With funding on everyone's mind, important issues end up taking a back seat, says Michael Pettavel

I was at Childcare Works’ recent Learn, Explore, Debate meeting and it hit me how the bottom line in early years has changed in the past year. We don’t talk about learning or development anymore; the subject most prevalent in everyone’s mind is funding. I understand this – without adequate funding, you are limited as to what you can offer. If your main preoccupation as a head teacher or manager is meeting the requirements in the statutory framework, then everything else tends to take a back seat. Ratios, rotas, statutory training, apprenticeships, meals, qualifications… the list is almost endless. But what are the consequences? Late nights spent bid-writing, guilt at constantly depending on the goodwill and fortitude of your staff in order to ensure sustainability?

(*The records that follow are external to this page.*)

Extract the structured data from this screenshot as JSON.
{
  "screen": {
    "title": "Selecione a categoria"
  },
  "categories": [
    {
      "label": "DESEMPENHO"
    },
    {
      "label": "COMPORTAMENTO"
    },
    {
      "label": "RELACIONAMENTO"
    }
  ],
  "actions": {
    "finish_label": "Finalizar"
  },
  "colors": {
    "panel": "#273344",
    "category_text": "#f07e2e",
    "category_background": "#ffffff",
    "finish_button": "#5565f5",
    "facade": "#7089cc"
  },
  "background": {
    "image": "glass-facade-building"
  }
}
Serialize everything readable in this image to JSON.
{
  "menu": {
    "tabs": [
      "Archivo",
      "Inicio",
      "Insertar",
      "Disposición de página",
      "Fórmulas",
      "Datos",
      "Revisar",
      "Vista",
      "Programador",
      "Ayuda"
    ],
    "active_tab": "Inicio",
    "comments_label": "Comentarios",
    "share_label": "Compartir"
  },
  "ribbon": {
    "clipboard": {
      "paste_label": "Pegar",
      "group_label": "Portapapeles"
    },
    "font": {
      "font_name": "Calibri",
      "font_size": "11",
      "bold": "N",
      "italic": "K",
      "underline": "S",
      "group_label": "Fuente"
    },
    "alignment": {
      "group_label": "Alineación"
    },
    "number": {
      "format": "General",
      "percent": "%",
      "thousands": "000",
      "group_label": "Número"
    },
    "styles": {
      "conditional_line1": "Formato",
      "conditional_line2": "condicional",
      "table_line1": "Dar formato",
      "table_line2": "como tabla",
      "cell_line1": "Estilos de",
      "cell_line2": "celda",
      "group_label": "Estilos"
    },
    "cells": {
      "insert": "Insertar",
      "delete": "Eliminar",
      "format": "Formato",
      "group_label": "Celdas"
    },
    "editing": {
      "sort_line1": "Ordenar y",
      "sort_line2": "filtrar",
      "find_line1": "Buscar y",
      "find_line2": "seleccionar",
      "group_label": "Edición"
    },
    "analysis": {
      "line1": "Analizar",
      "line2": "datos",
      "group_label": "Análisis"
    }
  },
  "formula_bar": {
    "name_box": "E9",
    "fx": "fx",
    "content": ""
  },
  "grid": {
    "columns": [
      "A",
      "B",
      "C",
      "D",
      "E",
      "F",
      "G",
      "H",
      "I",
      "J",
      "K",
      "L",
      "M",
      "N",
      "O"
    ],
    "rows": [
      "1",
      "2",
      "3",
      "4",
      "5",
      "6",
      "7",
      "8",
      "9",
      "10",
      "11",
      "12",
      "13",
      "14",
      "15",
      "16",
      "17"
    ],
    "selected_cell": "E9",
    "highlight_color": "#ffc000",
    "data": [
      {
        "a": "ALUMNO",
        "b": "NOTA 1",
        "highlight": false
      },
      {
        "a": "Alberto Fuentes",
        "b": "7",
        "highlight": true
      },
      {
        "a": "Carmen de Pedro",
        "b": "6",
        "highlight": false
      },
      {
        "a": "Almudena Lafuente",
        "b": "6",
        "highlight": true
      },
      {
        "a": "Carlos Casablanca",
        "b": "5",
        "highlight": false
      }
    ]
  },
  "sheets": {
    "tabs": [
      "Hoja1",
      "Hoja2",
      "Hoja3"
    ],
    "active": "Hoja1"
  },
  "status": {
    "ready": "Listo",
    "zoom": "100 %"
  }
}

The language we have started to use exists more in the realm of business and commerce than education. Words such as ‘business model’, ‘market’, ‘output’, ‘consumer’ and ‘shopping around’ are used more than ‘quality’, ‘outcome’ and even ‘children’. Morally, the overriding duty must be children, and I am worried the focus on economics rather than pedagogy (thank you for reminding us, Sue Robb) will change the focus indefinitely. The Government’s increasingly transparent agenda, brought into sharp focus by the 30 hours offer, is so clearly focused on the generation of tax revenue, rather than the equality of opportunity, that it frames the whole sector in terms of money rather than aspiration.

It would be interesting to calculate the actual cost of a universal 30 hours offer versus the cost of managing the ‘administration of childcare’ (the codes, the verifications, the help line and that hopeless computer system). I know central Government has skilfully passed some of that cost onto local government and settings, but is this like student loans – possibly costing more to administer than it generates in revenue?

We are in danger of losing our principles here and it’s happening because we are being distracted. The consequences of doing more with less is harmful to society in the longer term. The changing focus of childcare into a business transaction, rather than a moral imperative, chips away at the reason the workforce turn up in the morning – the opportunity to change lives, and in turn society, for the better.